Burhan sakallı, seçim bütçesi için borçlanmayı daha şimdiden istedi.
O derece.
***
Oda başkanları deseniz, o konuyu açmak bile doğru olmaz.
Herkes bu yıl içinde yapılacak olan seçimlerin telaşında.
Herkes kapı kapı dolaşıp destek arayışında!
Açıklamalar, beyanatlar, eleştiriler, suçlamalar, gövde gösterileri de aldı başını gitti.
Rengârenk bir görüntü var ortada.
Tek amaç, koltukları kaptırmamak!
***
Gelelim vekillere...
Nabi Avcı zaten bakan oldu gitti.
Sol cenahtan kendisini ziyaret eden çok fazla kişi olmadı bu şehirden.
Siyasi birliğin olmadığı zaten buradan belli!
Neyse;
Salih Koca...
Şehirde tek estiren o.
Onunda rüzgârı olmasa, AKP'nin esamesi yok.
Ülker Can, gündeme ortak olma telaşında.
Ruhsar Demirel, Ankara işleri ile uğraşıyor.
Süheyl Batum, Ankara Belediyesi'ne gözünü dikmiş, bekliyor...
Şehirle uğraşan iki vekilden birisi de Kazım Kurt.
Bu tablodan bir parça çıkarmak?
Zor mu, imkansız!
***
Parti başkanları deseniz, parti binaları ile uğraşıyor.
'Üye yaptın, iş başvurusu aldın, asıl sen yaptın' kavgası içindeler.

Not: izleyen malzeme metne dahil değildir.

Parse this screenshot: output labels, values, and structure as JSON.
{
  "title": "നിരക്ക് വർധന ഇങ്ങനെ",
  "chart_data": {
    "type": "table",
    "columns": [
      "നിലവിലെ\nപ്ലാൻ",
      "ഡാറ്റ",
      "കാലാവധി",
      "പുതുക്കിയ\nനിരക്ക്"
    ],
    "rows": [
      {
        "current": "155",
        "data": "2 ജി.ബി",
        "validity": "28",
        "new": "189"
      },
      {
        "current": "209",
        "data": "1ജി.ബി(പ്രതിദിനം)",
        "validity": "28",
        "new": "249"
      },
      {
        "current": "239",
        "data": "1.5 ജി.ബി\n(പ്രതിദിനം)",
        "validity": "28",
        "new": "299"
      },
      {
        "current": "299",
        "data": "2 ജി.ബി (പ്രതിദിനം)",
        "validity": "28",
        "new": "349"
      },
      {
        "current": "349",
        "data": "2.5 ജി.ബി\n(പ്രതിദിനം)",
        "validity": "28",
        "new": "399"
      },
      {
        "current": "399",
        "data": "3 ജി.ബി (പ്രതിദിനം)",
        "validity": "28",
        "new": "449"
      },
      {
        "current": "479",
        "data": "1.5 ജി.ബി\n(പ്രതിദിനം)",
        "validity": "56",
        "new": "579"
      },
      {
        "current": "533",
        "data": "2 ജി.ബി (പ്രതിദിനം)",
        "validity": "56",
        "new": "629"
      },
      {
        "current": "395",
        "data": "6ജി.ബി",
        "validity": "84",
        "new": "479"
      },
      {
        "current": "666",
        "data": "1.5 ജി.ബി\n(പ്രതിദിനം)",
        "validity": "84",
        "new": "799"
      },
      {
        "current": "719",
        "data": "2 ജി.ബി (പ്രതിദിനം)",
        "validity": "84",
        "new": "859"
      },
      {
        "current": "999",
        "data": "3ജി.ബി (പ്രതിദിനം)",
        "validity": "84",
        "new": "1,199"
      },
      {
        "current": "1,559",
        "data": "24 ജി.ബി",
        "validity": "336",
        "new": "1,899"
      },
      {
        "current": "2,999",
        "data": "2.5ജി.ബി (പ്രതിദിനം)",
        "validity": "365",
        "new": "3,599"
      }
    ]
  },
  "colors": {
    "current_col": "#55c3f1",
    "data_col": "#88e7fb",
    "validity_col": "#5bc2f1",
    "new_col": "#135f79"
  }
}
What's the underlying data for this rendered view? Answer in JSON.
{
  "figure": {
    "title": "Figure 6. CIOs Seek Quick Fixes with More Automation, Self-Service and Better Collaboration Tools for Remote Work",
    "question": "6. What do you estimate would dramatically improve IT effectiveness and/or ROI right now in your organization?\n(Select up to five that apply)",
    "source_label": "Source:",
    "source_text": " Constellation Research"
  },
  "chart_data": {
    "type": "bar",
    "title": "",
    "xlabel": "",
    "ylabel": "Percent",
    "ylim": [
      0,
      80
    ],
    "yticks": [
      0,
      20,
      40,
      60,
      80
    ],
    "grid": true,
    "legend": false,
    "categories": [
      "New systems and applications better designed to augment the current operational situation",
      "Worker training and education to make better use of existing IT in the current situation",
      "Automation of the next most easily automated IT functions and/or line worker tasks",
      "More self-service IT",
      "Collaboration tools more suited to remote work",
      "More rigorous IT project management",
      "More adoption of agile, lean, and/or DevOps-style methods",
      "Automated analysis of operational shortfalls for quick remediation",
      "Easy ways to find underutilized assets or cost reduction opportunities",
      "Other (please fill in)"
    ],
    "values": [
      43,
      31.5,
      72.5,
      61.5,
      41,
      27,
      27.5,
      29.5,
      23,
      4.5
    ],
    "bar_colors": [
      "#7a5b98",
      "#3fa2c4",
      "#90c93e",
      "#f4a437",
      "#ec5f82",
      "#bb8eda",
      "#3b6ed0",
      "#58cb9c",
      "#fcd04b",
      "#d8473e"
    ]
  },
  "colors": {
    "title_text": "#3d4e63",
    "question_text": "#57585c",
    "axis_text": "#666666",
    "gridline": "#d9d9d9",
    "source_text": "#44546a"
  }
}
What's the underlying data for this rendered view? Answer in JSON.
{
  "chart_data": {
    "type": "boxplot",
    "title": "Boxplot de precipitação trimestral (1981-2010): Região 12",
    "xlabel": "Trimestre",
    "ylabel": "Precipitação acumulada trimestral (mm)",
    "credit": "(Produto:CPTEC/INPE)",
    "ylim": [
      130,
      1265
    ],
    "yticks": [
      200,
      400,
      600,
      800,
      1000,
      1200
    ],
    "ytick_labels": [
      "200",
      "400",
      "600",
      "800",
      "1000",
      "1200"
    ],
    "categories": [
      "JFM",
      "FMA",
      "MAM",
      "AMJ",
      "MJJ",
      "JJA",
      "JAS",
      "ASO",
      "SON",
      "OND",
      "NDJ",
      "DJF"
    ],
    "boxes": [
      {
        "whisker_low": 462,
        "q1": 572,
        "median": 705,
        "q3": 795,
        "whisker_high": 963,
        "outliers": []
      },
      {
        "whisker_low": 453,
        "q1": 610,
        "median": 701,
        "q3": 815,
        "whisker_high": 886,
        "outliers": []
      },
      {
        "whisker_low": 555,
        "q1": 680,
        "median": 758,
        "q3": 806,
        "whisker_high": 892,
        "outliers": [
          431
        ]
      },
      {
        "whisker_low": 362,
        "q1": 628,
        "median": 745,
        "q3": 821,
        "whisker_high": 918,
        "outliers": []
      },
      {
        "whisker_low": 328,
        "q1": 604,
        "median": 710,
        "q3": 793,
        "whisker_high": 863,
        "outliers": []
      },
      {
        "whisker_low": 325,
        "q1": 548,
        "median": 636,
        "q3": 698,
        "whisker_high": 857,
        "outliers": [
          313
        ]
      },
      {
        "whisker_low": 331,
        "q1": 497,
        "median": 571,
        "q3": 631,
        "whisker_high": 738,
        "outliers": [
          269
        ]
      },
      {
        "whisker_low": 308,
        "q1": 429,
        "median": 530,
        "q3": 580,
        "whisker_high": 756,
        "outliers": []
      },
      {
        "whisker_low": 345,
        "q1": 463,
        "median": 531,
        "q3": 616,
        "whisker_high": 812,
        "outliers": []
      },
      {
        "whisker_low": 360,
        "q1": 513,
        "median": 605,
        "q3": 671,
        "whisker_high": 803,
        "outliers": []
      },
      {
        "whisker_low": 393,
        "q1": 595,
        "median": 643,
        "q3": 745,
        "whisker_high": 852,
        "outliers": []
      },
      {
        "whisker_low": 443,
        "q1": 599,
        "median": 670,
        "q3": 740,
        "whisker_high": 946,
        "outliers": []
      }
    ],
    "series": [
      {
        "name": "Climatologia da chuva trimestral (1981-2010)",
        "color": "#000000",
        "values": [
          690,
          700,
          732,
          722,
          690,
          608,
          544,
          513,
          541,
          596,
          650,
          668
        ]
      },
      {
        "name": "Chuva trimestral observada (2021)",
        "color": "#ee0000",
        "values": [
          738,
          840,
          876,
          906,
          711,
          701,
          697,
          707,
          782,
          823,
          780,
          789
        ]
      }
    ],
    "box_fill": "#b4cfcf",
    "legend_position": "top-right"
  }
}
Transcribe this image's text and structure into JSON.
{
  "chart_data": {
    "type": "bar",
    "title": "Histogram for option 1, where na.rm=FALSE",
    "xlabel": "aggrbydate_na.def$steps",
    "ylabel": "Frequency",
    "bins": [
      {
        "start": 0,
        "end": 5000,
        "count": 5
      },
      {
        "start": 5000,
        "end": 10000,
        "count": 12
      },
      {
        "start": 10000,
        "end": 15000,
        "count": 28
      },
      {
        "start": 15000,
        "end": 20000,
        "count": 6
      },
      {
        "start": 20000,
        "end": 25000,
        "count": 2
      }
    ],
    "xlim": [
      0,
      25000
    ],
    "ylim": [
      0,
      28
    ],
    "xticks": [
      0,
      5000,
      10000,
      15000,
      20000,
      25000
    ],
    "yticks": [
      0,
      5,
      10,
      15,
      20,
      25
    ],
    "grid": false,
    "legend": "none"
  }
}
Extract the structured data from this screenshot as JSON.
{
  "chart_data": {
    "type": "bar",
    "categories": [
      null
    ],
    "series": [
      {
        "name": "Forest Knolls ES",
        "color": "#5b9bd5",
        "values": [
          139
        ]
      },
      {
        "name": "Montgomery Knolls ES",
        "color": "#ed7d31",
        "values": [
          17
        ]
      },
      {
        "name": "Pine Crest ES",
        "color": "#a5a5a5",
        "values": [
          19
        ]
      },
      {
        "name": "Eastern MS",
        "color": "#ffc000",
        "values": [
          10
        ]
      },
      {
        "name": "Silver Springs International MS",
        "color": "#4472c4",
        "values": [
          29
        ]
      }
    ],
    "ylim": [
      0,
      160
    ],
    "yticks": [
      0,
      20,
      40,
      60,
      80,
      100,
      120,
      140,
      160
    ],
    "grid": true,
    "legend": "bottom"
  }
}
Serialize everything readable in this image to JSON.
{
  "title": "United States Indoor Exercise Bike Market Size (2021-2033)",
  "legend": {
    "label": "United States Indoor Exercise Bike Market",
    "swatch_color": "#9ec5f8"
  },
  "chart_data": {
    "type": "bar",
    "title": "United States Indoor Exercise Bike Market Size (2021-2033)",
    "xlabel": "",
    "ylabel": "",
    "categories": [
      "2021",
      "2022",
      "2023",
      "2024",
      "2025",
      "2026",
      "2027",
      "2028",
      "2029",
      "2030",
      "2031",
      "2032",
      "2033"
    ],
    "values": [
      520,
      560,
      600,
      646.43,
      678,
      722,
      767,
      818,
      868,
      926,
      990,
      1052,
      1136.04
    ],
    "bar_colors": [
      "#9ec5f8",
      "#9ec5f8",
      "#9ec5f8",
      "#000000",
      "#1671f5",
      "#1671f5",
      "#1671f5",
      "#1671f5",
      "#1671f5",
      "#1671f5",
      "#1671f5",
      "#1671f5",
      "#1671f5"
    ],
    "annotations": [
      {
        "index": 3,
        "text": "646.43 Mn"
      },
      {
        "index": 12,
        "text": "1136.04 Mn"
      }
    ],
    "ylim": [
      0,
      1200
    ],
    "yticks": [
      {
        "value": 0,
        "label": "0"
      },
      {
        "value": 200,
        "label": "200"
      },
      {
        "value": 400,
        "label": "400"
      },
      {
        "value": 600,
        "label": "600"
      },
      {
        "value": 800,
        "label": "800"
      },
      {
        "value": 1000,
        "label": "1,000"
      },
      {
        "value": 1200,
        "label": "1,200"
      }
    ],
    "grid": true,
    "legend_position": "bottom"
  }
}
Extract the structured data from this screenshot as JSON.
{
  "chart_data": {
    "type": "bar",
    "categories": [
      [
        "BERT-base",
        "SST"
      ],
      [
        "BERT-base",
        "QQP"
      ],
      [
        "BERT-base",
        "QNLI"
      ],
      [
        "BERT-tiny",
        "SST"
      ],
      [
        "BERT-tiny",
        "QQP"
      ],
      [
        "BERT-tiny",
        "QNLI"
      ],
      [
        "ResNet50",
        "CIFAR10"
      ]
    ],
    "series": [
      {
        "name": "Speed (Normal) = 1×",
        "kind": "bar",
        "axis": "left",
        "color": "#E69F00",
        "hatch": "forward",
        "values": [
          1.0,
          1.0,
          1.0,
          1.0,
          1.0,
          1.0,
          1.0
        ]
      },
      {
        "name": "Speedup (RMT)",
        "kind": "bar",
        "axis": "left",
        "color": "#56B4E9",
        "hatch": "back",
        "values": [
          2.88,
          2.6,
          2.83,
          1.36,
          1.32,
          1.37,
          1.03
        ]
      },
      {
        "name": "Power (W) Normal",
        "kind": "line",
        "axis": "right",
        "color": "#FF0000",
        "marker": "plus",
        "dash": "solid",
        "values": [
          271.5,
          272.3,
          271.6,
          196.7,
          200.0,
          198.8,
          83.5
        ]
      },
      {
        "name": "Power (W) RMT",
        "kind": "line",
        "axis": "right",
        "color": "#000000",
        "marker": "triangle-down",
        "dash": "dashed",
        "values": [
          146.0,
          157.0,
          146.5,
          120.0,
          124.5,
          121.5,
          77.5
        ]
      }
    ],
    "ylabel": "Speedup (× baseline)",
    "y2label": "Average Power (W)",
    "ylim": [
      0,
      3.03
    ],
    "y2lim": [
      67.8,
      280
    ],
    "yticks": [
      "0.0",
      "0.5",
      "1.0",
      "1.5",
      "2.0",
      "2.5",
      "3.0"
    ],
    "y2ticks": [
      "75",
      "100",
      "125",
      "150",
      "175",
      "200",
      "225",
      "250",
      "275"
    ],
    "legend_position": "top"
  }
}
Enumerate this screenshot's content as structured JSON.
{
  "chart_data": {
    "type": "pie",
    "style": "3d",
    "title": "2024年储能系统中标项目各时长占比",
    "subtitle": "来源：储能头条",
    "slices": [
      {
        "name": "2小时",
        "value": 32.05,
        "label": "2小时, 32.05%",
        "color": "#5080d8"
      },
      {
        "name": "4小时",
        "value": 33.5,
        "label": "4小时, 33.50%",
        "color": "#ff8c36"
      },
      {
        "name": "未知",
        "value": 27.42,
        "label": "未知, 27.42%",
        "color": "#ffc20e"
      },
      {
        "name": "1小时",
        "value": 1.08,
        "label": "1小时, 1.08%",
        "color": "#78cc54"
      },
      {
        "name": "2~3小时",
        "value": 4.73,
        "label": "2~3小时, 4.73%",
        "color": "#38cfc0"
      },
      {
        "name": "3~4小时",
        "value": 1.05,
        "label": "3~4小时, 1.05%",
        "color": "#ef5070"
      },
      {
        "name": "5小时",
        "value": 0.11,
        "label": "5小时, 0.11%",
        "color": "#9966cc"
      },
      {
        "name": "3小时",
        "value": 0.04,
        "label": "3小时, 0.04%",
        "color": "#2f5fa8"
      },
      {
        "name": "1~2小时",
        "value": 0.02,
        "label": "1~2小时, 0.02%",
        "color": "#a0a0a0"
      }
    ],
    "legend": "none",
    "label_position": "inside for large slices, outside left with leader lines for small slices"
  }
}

MHP'li Sezer ise yaklaşan seçim öncesi aday bulma telaşında.
Diğer partiler zaten yok.
***
Bürokratlar, malum...
Bir şey söylenemez.
Devletin memurları diyelim.
Zaten yapacakları çok şeyde yok.
***
Şimdi tüm bu paragrafları bir araya getirmeyi deneyin.
Zihninizde bile başaramazsınız!
Belki siz bile bunun imkansız olacağını kolayca anladınız.
Kısaca;
Şehir artık resmen birbirinden kopmuş durumda.
Herkes bir tarafta, bir şeylerin mücadelesini veriyor.
Kent için birlikte olmak, birlikte hareket etmek ve birlikte hizmet etmek zaten bu şehir için bir mucize.
En basiti Türk Dünyası Projesi için bile birlikte olamadık.
Yani o mucize artık gerçekleşmeyecek.
Kravatsızlar toplantıları bir başka döneme yani!
Çok sonra...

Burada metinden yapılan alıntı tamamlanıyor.